Ich habe vor, ein Let´s Play von Diablo 3 auf Youtube zu machen und starte daher mal eine Umfrage, welchen Charakter ich eurer Meinung nach dazu spielen sollte ;-)

Ich werde dann von vorne mit diesem Charakter anfangen und das ganze auf Monsterstärke 10 ! 


Bin mal gespannt, mit welchem Char ich diese Herausforderung meistern werde ;-)


Also stimmt bitte fleissig ab! Ich freue mich schon auf das Ergebnis! =)




Viele Grüße,
Morpheusus


----------



## Davatar (23. Oktober 2012)

Was ist Monsterstärke 10?


----------



## Fremder123 (23. Oktober 2012)

Guckst Du Patchnotes zu 1.0.5. Kleiner Hinweis: Sagt Dir /players 8 noch was?

Zum TE: Ich wäre für Dämonenjäger.
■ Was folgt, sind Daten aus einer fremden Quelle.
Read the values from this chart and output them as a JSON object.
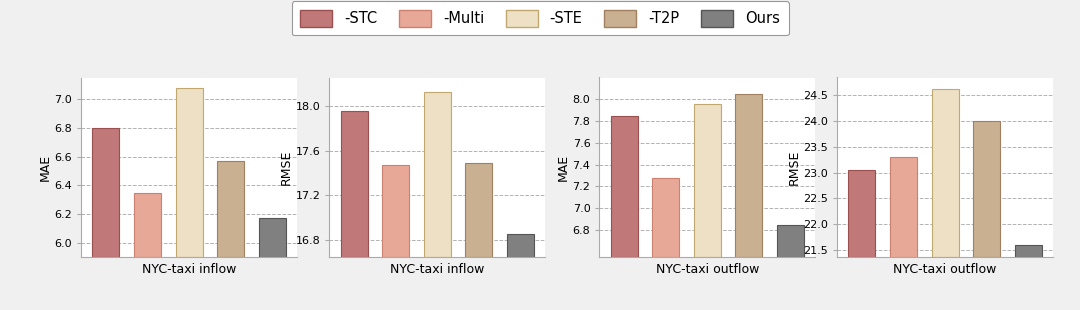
{
  "legend_labels": [
    "-STC",
    "-Multi",
    "-STE",
    "-T2P",
    "Ours"
  ],
  "bar_colors": [
    "#c07878",
    "#e8a898",
    "#ede0c4",
    "#c8b090",
    "#808080"
  ],
  "bar_edge_colors": [
    "#9a5050",
    "#cc8070",
    "#c0a870",
    "#a08060",
    "#555555"
  ],
  "subplots": [
    {
      "title": "NYC-taxi inflow",
      "ylabel": "MAE",
      "values": [
        6.8,
        6.35,
        7.08,
        6.57,
        6.17
      ],
      "ylim": [
        5.9,
        7.15
      ],
      "yticks": [
        6.0,
        6.2,
        6.4,
        6.6,
        6.8,
        7.0
      ]
    },
    {
      "title": "NYC-taxi inflow",
      "ylabel": "RMSE",
      "values": [
        17.95,
        17.47,
        18.12,
        17.49,
        16.86
      ],
      "ylim": [
        16.65,
        18.25
      ],
      "yticks": [
        16.8,
        17.2,
        17.6,
        18.0
      ]
    },
    {
      "title": "NYC-taxi outflow",
      "ylabel": "MAE",
      "values": [
        7.85,
        7.28,
        7.96,
        8.05,
        6.85
      ],
      "ylim": [
        6.55,
        8.2
      ],
      "yticks": [
        6.8,
        7.0,
        7.2,
        7.4,
        7.6,
        7.8,
        8.0
      ]
    },
    {
      "title": "NYC-taxi outflow",
      "ylabel": "RMSE",
      "values": [
        23.05,
        23.3,
        24.62,
        24.0,
        21.58
      ],
      "ylim": [
        21.35,
        24.85
      ],
      "yticks": [
        21.5,
        22.0,
        22.5,
        23.0,
        23.5,
        24.0,
        24.5
      ]
    }
  ],
  "background_color": "#ffffff",
  "figure_facecolor": "#f0f0f0"
}
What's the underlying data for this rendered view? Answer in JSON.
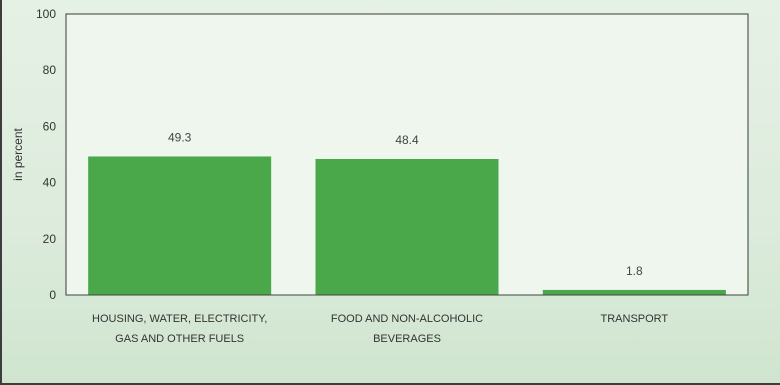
{
  "chart_data": {
    "type": "bar",
    "categories": [
      [
        "HOUSING, WATER, ELECTRICITY,",
        "GAS AND OTHER FUELS"
      ],
      [
        "FOOD AND NON-ALCOHOLIC",
        "BEVERAGES"
      ],
      [
        "TRANSPORT"
      ]
    ],
    "values": [
      49.3,
      48.4,
      1.8
    ],
    "value_labels": [
      "49.3",
      "48.4",
      "1.8"
    ],
    "ylabel": "in percent",
    "ylim": [
      0,
      100
    ],
    "yticks": [
      "0",
      "20",
      "40",
      "60",
      "80",
      "100"
    ],
    "grid": false,
    "colors": {
      "bar": "#4aa84a",
      "plot_bg": "#eef6ee",
      "axis": "#444444"
    }
  }
}
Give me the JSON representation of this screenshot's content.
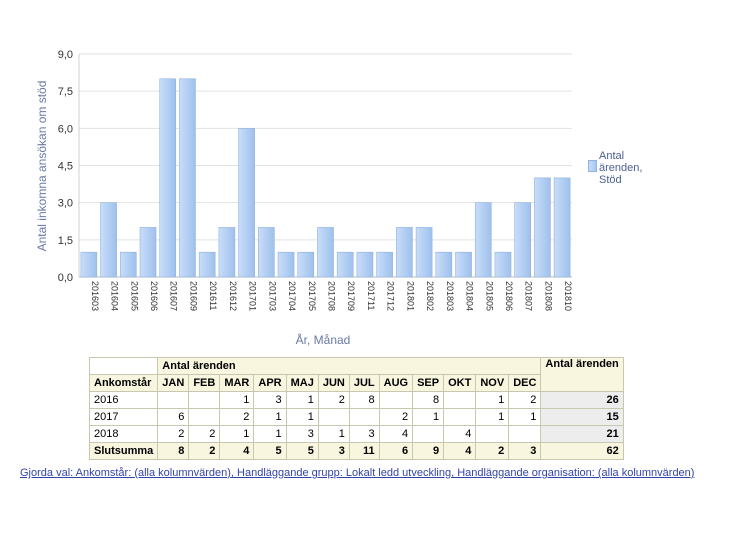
{
  "chart_data": {
    "type": "bar",
    "categories": [
      "201603",
      "201604",
      "201605",
      "201606",
      "201607",
      "201609",
      "201611",
      "201612",
      "201701",
      "201703",
      "201704",
      "201705",
      "201708",
      "201709",
      "201711",
      "201712",
      "201801",
      "201802",
      "201803",
      "201804",
      "201805",
      "201806",
      "201807",
      "201808",
      "201810"
    ],
    "series": [
      {
        "name": "Antal ärenden, Stöd",
        "values": [
          1,
          3,
          1,
          2,
          8,
          8,
          1,
          2,
          6,
          2,
          1,
          1,
          2,
          1,
          1,
          1,
          2,
          2,
          1,
          1,
          3,
          1,
          3,
          4,
          4
        ]
      }
    ],
    "ylim": [
      0,
      9
    ],
    "yticks": [
      "0,0",
      "1,5",
      "3,0",
      "4,5",
      "6,0",
      "7,5",
      "9,0"
    ],
    "ytick_values": [
      0,
      1.5,
      3,
      4.5,
      6,
      7.5,
      9
    ],
    "xlabel": "År, Månad",
    "ylabel": "Antal inkomna ansökan om stöd",
    "grid": true,
    "legend_position": "right",
    "bar_color": "#b0cdf3"
  },
  "legend": {
    "lines": [
      "Antal",
      "ärenden,",
      "Stöd"
    ]
  },
  "table": {
    "group_header": "Antal ärenden",
    "total_header": "Antal ärenden",
    "row_header": "Ankomstår",
    "months": [
      "JAN",
      "FEB",
      "MAR",
      "APR",
      "MAJ",
      "JUN",
      "JUL",
      "AUG",
      "SEP",
      "OKT",
      "NOV",
      "DEC"
    ],
    "rows": [
      {
        "label": "2016",
        "values": [
          "",
          "",
          "1",
          "3",
          "1",
          "2",
          "8",
          "",
          "8",
          "",
          "1",
          "2"
        ],
        "total": "26"
      },
      {
        "label": "2017",
        "values": [
          "6",
          "",
          "2",
          "1",
          "1",
          "",
          "",
          "2",
          "1",
          "",
          "1",
          "1"
        ],
        "total": "15"
      },
      {
        "label": "2018",
        "values": [
          "2",
          "2",
          "1",
          "1",
          "3",
          "1",
          "3",
          "4",
          "",
          "4",
          "",
          ""
        ],
        "total": "21"
      }
    ],
    "sum_label": "Slutsumma",
    "sum_values": [
      "8",
      "2",
      "4",
      "5",
      "5",
      "3",
      "11",
      "6",
      "9",
      "4",
      "2",
      "3"
    ],
    "sum_total": "62"
  },
  "footer": "Gjorda val: Ankomstår: (alla kolumnvärden), Handläggande grupp: Lokalt ledd utveckling, Handläggande organisation: (alla kolumnvärden)"
}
Stylischste Klasse und meine Lieblingsklasse.


----------



## heiduei (23. Oktober 2012)

Und jetzt mach' das noch in Hardcore ...


----------



## Morpheusus (24. Oktober 2012)

Mal schauen ob ich mich da mal an Hardcore dran wage..... aber ich denke mal der Frust ist hinterher ziemlich groß, wenn der char abnibbelt =D

Vielleicht mache ich auch 2 Let´s Plays ... eines Normal und eines Hardcore. Werd mal sehen wie ich das zeitlich dann einrichten kann.


Die Umfrage bleibt erstmal bis Freitag Morgen und dann werd ich sehen, mit welchem Char ich dann das Vergnügen habe =)


----------